INGREDIENTS For the pumpkin crepes:

• 2 cups milk
• 2 tbsp butter
• 2 eggs
• 1/2 cup pumpkin puree
• 1 tsp vanilla
• 1 1/2 cups flour
• 1 tbsp sugar
• 1/2 tsp baking powder
• 1/2 tsp salt
• 1 tsp cinnamon
• 1/4 tsp ginger
• 1/4 tsp nutmeg

For the filling:

• 1 tbsp butter
• 1 honey crisp apple, peeled and diced
• 1/4 cup brown sugar
• 1/2 cup pumpkin ale (I used Captain Lawrence Brewing Company)
• 1/2 tsp cinnamon
• 1 (5.3 oz) Divine Milk Chocolate bar


• For the crepes, in a small saucepan over medium-low heat, warm the milk and butter until the butter is melted. While the milk is warming, whisk together the eggs, pumpkin, and vanilla. Stir the warm milk in the pumpkin mix, slowly.

• In a separate bowl, whisk together the flour, sugar, baking powder, salt, cinnamon, ginger, and nutmeg. Stir the wet ingredients into the dry ingredients, whisking until totally smooth.

• Cook the crepes on a crepe pan on the stove (1/3 cup batter at a time)

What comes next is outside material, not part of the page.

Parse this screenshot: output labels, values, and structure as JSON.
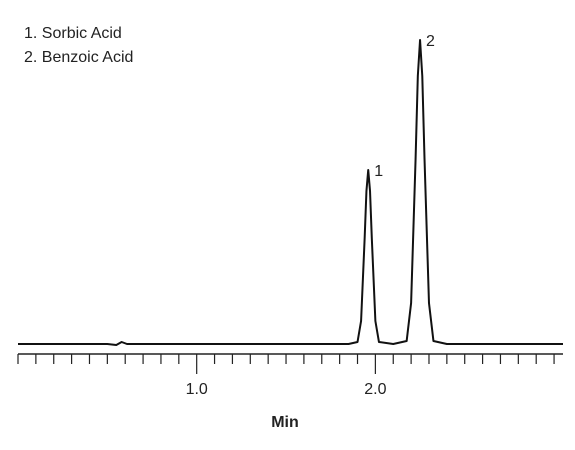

• When all the crepes are done, make the filling. In a small saucepan, saute the apple with the butter, brown sugar, pumpkin ale, and cinnamon, simmering until the beer has reduced to a thick sauce.

• Melt the chocolate bar in a microwave safe bowl in 30 second intervals, stirring after each.

• Fold the crepes into quarters and served topped with the apples and drizzled with the chocolate.